Lu dans le New York Times ce weekend, cet article à propos du phénomène d’internautes imitant des personnages non-joueur (PNJ) de jeux vidéo dans des vidéos TikTok.

Extrait :

As our screen-filled world seems more like a video game, and sophisticated video games seem more like real life, social media savants have found success with content that deliberately confuses the two. Over the summer, the mainstream internet was both thrilled and flummoxed to discover NPC streamers, creators who earn very real money by repeating the formulaic phrases uttered by video games’ “non-player characters,” or NPCs.

But while NPC streaming highlights games’ unnatural speech, dancers are particularly adept at moving like a machine’s version of a human. That helps creators like Shema and his brothers — and the Polish dancers Nicole Hoff and Oskar Szymkowski, who create videos in which they move through the world as NPCs — capture more of what makes video games distinctive, weird and funny. NPC streaming content tends to provoke befuddlement among non-gamers. 
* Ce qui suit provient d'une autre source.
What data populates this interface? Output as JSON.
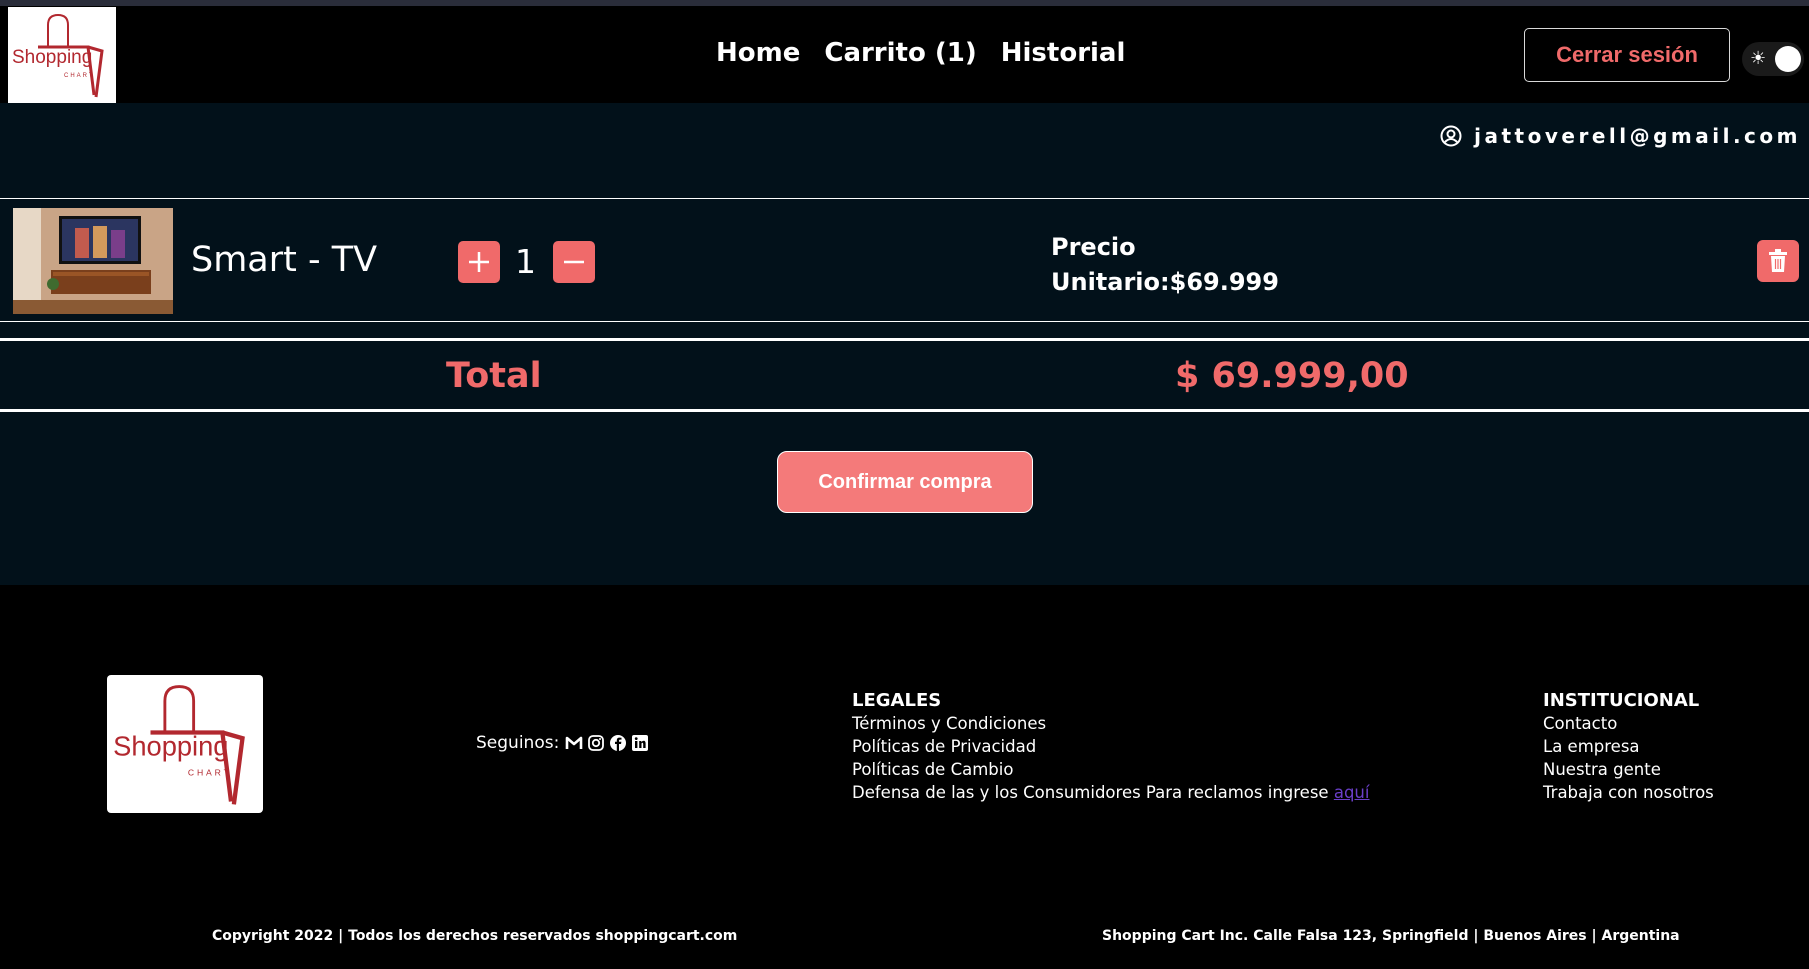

Je trouve fascinant ce phénomène d’imitation du monde virtuel (vous pouvez en lire plus ici). On y voit d’abord l’impact du numérique dans la culture globale. De la même façon que le jeu de table Dungeons & Dragons a influencé les jeux vidéos à leurs débuts, ceux-ci sont devenus une sphère culturelle incontournable qui influence à son tour les autres écosystèmes culturels (cinémas, vidéos, etc.)

Deux philosophes peuvent aussi nous aider à mieux le comprendre. D’abord, nous sommes en plein dans le « simulacre de simulation », un des trois ordres de simulacre prédit en 1981 par le philosophe Jean Baudrillard dans son livre « Simulacres et simulations » (p.177). Quant à l’hyperréalisme des jeux vidéos, Baudrillard nous le prédisait dans le même livre : « Ainsi partout l’hyperréalisme de la simulation se traduit par l’hallucinante ressemble du réel à lui-même » (p.41).
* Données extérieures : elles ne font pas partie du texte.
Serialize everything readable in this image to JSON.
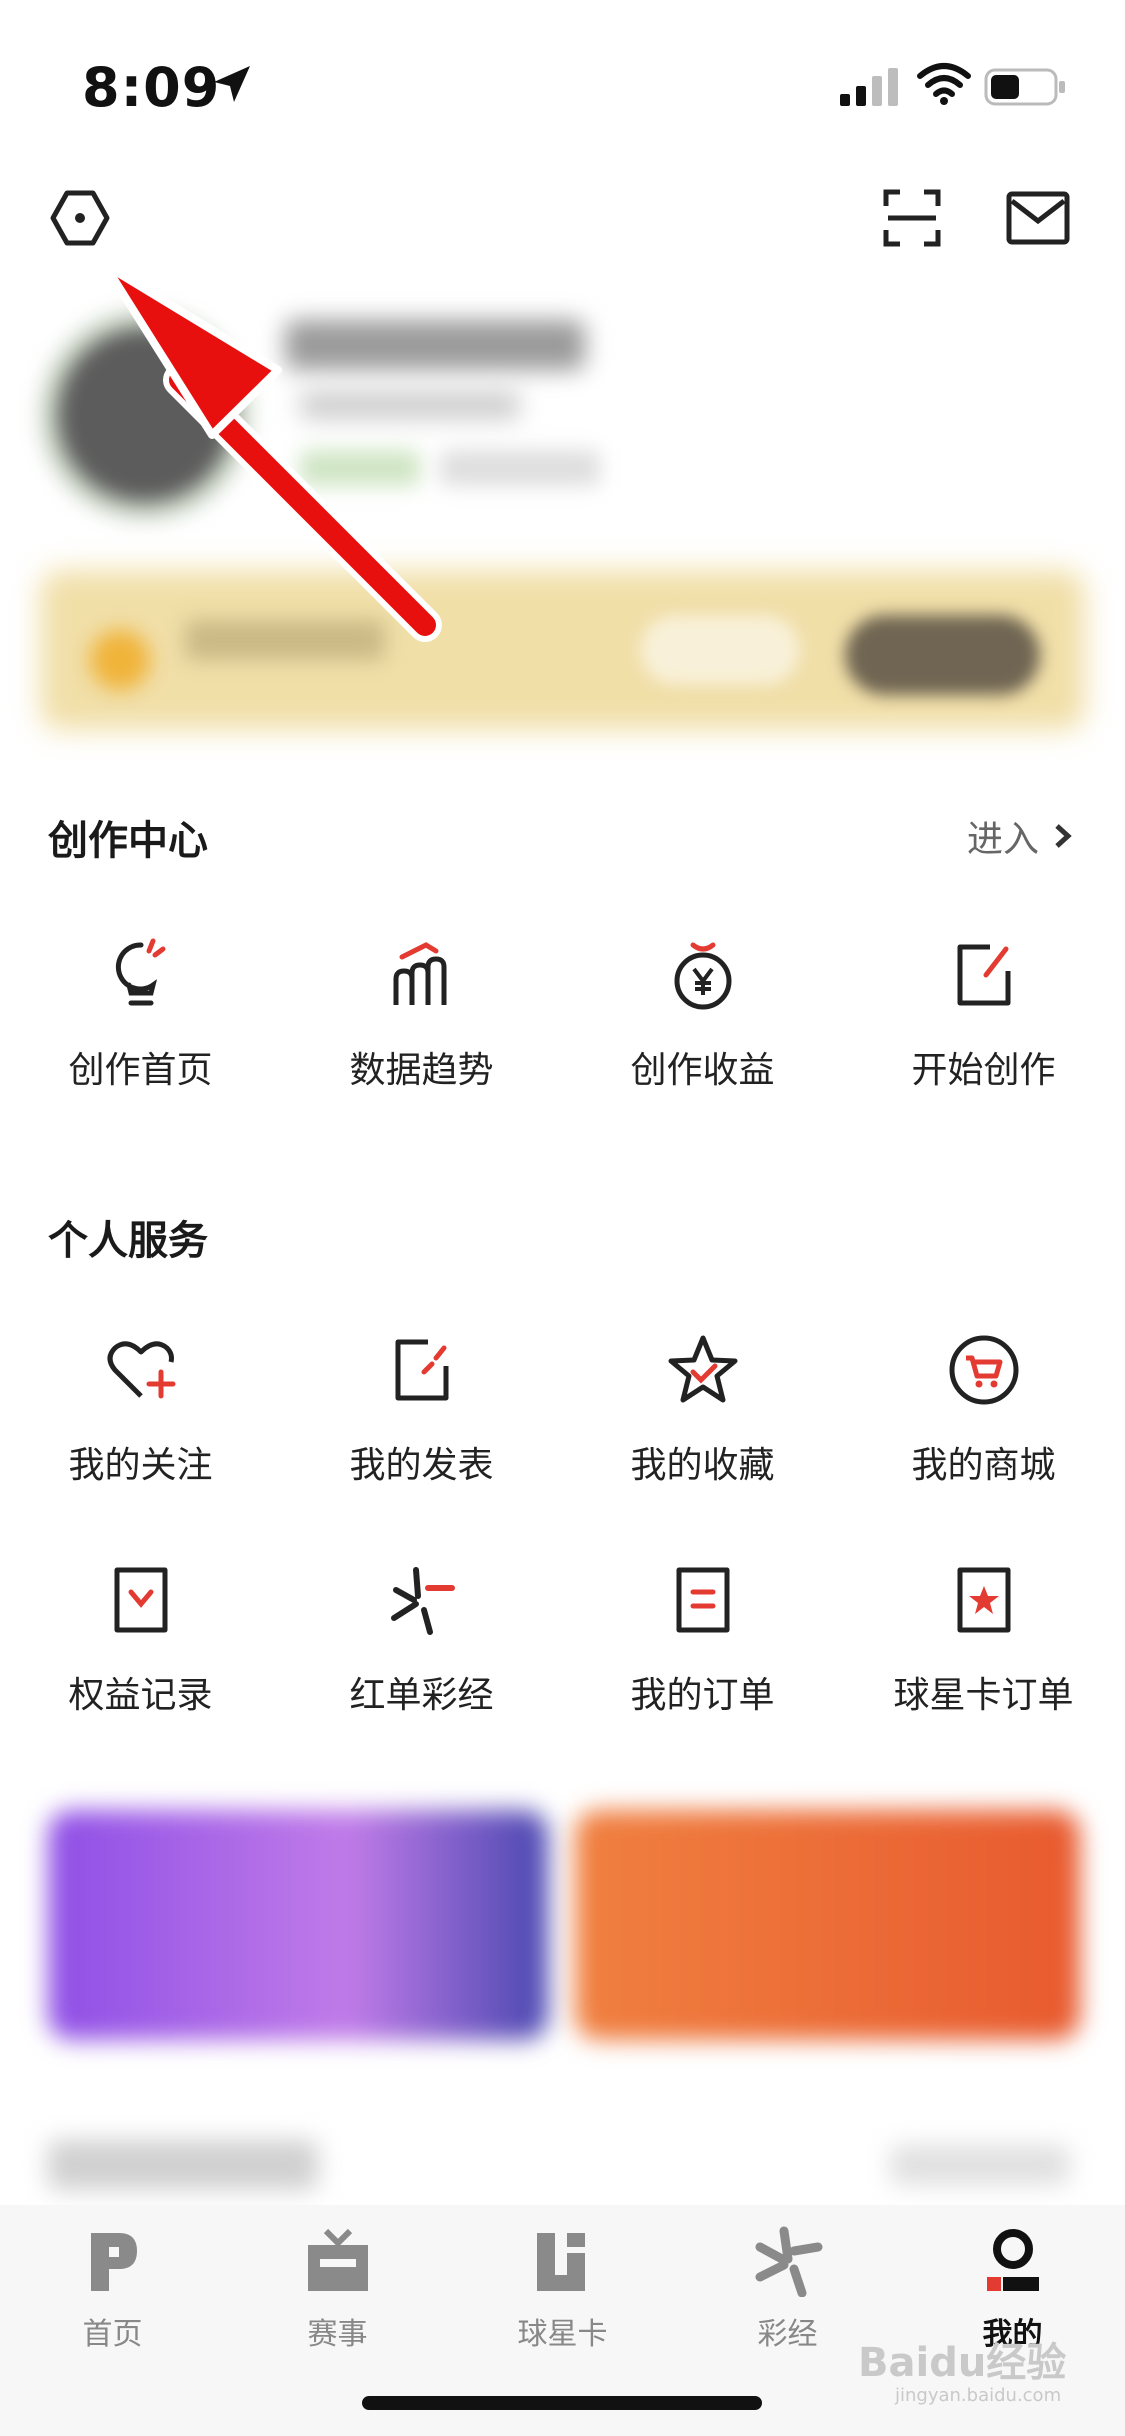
{
  "status_bar": {
    "time": "8:09"
  },
  "top_bar": {
    "settings_icon": "settings-hexagon-icon",
    "scan_icon": "scan-icon",
    "mail_icon": "mail-icon"
  },
  "creation_center": {
    "title": "创作中心",
    "enter_label": "进入",
    "items": [
      {
        "label": "创作首页",
        "icon": "lightbulb-icon"
      },
      {
        "label": "数据趋势",
        "icon": "bar-trend-icon"
      },
      {
        "label": "创作收益",
        "icon": "yen-coin-icon"
      },
      {
        "label": "开始创作",
        "icon": "edit-note-icon"
      }
    ]
  },
  "personal_services": {
    "title": "个人服务",
    "items": [
      {
        "label": "我的关注",
        "icon": "heart-plus-icon"
      },
      {
        "label": "我的发表",
        "icon": "publish-icon"
      },
      {
        "label": "我的收藏",
        "icon": "star-check-icon"
      },
      {
        "label": "我的商城",
        "icon": "cart-icon"
      },
      {
        "label": "权益记录",
        "icon": "benefit-record-icon"
      },
      {
        "label": "红单彩经",
        "icon": "lottery-spark-icon"
      },
      {
        "label": "我的订单",
        "icon": "order-icon"
      },
      {
        "label": "球星卡订单",
        "icon": "star-card-icon"
      }
    ]
  },
  "tab_bar": {
    "tabs": [
      {
        "label": "首页",
        "icon": "home-p-icon"
      },
      {
        "label": "赛事",
        "icon": "tv-icon"
      },
      {
        "label": "球星卡",
        "icon": "card-icon"
      },
      {
        "label": "彩经",
        "icon": "spark-icon"
      },
      {
        "label": "我的",
        "icon": "profile-icon"
      }
    ],
    "active": "我的"
  },
  "watermark": {
    "text": "Baidu经验",
    "sub": "jingyan.baidu.com"
  },
  "colors": {
    "accent_red": "#e33a32",
    "text_dark": "#222222",
    "text_muted": "#888888"
  }
}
Dans un même ordre d’idée, Guy Debord dans La société du spectacle écrivait que « le spectacle n’est pas seulement le serviteur du pseudo-usage, il est déjà en lui-même le pseudo-usage de la vie » (p.45).
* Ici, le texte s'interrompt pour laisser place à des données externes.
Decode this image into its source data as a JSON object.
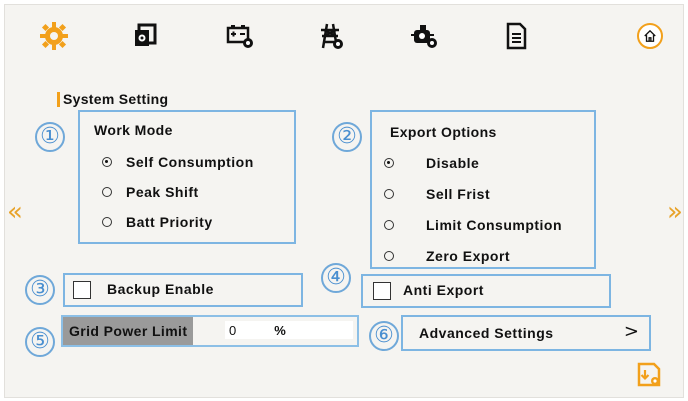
{
  "toolbar": {
    "icons": [
      "gear-icon",
      "inverter-icon",
      "battery-settings-icon",
      "grid-tower-icon",
      "generator-icon",
      "document-icon",
      "home-icon"
    ]
  },
  "colors": {
    "accent": "#f2a01b",
    "box_border": "#7db5e2",
    "number": "#4a8fd0"
  },
  "section": {
    "title": "System Setting"
  },
  "nav": {
    "prev": "«",
    "next": "»"
  },
  "work_mode": {
    "number": "①",
    "title": "Work Mode",
    "options": [
      {
        "label": "Self Consumption",
        "selected": true
      },
      {
        "label": "Peak Shift",
        "selected": false
      },
      {
        "label": "Batt Priority",
        "selected": false
      }
    ]
  },
  "export_options": {
    "number": "②",
    "title": "Export Options",
    "options": [
      {
        "label": "Disable",
        "selected": true
      },
      {
        "label": "Sell Frist",
        "selected": false
      },
      {
        "label": "Limit Consumption",
        "selected": false
      },
      {
        "label": "Zero Export",
        "selected": false
      }
    ]
  },
  "backup": {
    "number": "③",
    "label": "Backup Enable",
    "checked": false
  },
  "anti_export": {
    "number": "④",
    "label": "Anti Export",
    "checked": false
  },
  "grid_limit": {
    "number": "⑤",
    "label": "Grid Power Limit",
    "value": "0",
    "unit": "%"
  },
  "advanced": {
    "number": "⑥",
    "label": "Advanced Settings",
    "chevron": ">"
  }
}
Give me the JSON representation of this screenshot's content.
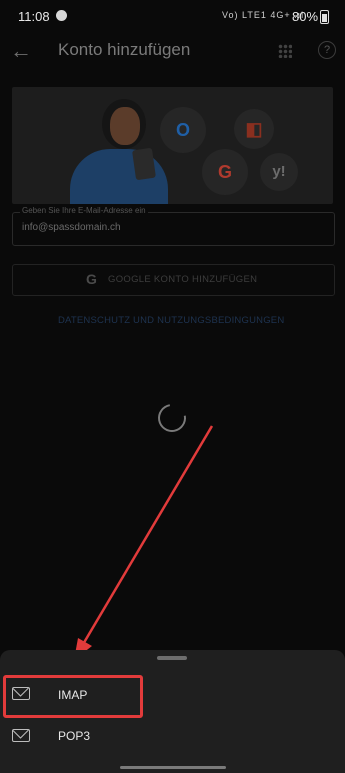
{
  "status_bar": {
    "time": "11:08",
    "indicators": "Vo) LTE1 4G+ .ıl",
    "battery": "80%"
  },
  "app_bar": {
    "title": "Konto hinzufügen"
  },
  "hero": {
    "apps": [
      "outlook-logo",
      "office-logo",
      "google-logo",
      "yahoo-logo"
    ]
  },
  "email_field": {
    "label": "Geben Sie Ihre E-Mail-Adresse ein",
    "value": "info@spassdomain.ch"
  },
  "google_button": {
    "label": "GOOGLE KONTO HINZUFÜGEN"
  },
  "privacy_link": "DATENSCHUTZ UND NUTZUNGSBEDINGUNGEN",
  "sheet": {
    "options": [
      {
        "label": "IMAP"
      },
      {
        "label": "POP3"
      }
    ]
  },
  "colors": {
    "background": "#0a0a0a",
    "sheet": "#1f1f1f",
    "annotation": "#e23b3b"
  }
}
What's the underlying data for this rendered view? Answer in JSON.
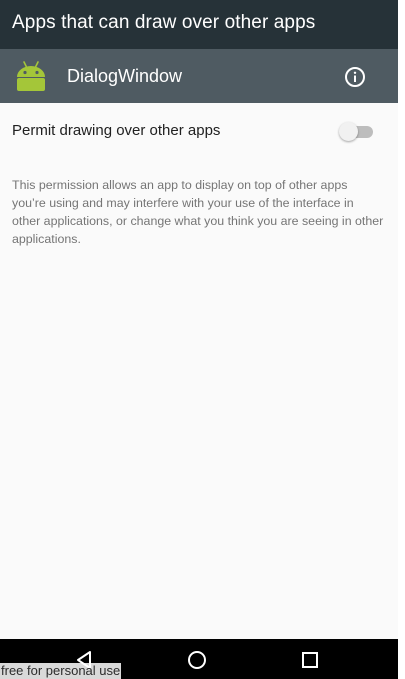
{
  "titlebar": {
    "title": "Apps that can draw over other apps"
  },
  "app_header": {
    "app_name": "DialogWindow",
    "app_icon": "android-robot-icon",
    "info_icon": "info-icon"
  },
  "setting": {
    "label": "Permit drawing over other apps",
    "toggle_state": "off"
  },
  "description": "This permission allows an app to display on top of other apps you’re using and may interfere with your use of the interface in other applications, or change what you think you are seeing in other applications.",
  "navbar": {
    "back_icon": "back-triangle-icon",
    "home_icon": "home-circle-icon",
    "recents_icon": "recents-square-icon"
  },
  "watermark": "free for personal use",
  "colors": {
    "titlebar": "#263238",
    "app_header": "#4f5b62",
    "background": "#fafafa",
    "android_green": "#a4c639",
    "navbar": "#000000"
  }
}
« La poétique de l’espace » de Gaston Bachelard

Je termine la lecture du livre « La poétique de l’espace » du philosophe Français Gaston Bachelard [1884-1962]. J’ai été attiré par le livre à cause de sa proposition d’analyse de la dimension imaginaire de la « joie d’habiter », « l’étude de l’intimité heureuse », sujet qui me touche particulièrement. En effet, pour moi, la maison (passée et présente) revêt une importance clé dans mon édifice personnel (oui, j’ose la blague).

Une belle découverte : Bachelard utilise la poésie et les poètes dans son approche philosophique, ce qui me permet de découvrir plusieurs d’entres eux pour la première fois.

Une des thèses explorées, c’est que « la maison est comme un instrument d’analyse pour l’âme humaine ». Bachelard écrit : « À travers les souvenirs de toutes les maisons où nous avons trouvé abri, par-delà toutes les maisons que nous avons rêvé habiter, peut-on dégager une essence intime et concrète qui soit une justification singulière de toutes nos images d’intimité protégée ? »

Quelques pistes évoquées :

« Nous nous réconfortons en revivant des souvenirs de protection »

« Les souvenirs du monde extérieur n’auront jamais la même tonalité que les souvenirs de la maison »

Bachelard explique que nos maisons à jamais perdues vivent en nous et qu’une « sorte de remords de ne pas avoir vécu assez profondément dans la vieille maison vient à l’âme, monte du passé, nous submerge ». Il cite Rainer Maria Rilke :

Ô nostalgie des lieux qui n’étaient point
assez aimés à l’heure passagère,
que je voudrais leur rendre de loin
le geste oublié, l’action supplémentaire !

Il cite aussi Henry David Thoreau : « Devant toutes les maisons solitaires que je rencontre dans la campagne, je me dis que je pourrais, satisfait, passer là ma vie, car je les vois, à leur avantage, sans inconvénients. Je n’y ai pas encore apporté mes ennuyeuses pensées et mes prosaïques habitudes et ainsi je n’ai pas gâté le paysage. »

Au-delà de la maison, Bachelard explore les tiroirs, les coffres et les armoires (« il y aura toujours plus de choses dans un coffre fermé que dans un coffret ouvert »), le nid (« découvrir un nid nous renvoie à notre enfance, à des enfances que nous aurions dû avoir »), la coquille, les coins (« le coin est un refuge qui nous assure une première valeur de l’être: l’immobilité ») et la miniature (« la miniature est un des gîtes de la grandeur »).

Bref, plusieurs sujets intéressants, quelques pistes de réflexions géniales, mais Bachelard reste assez impénétrable dans ses réflexions.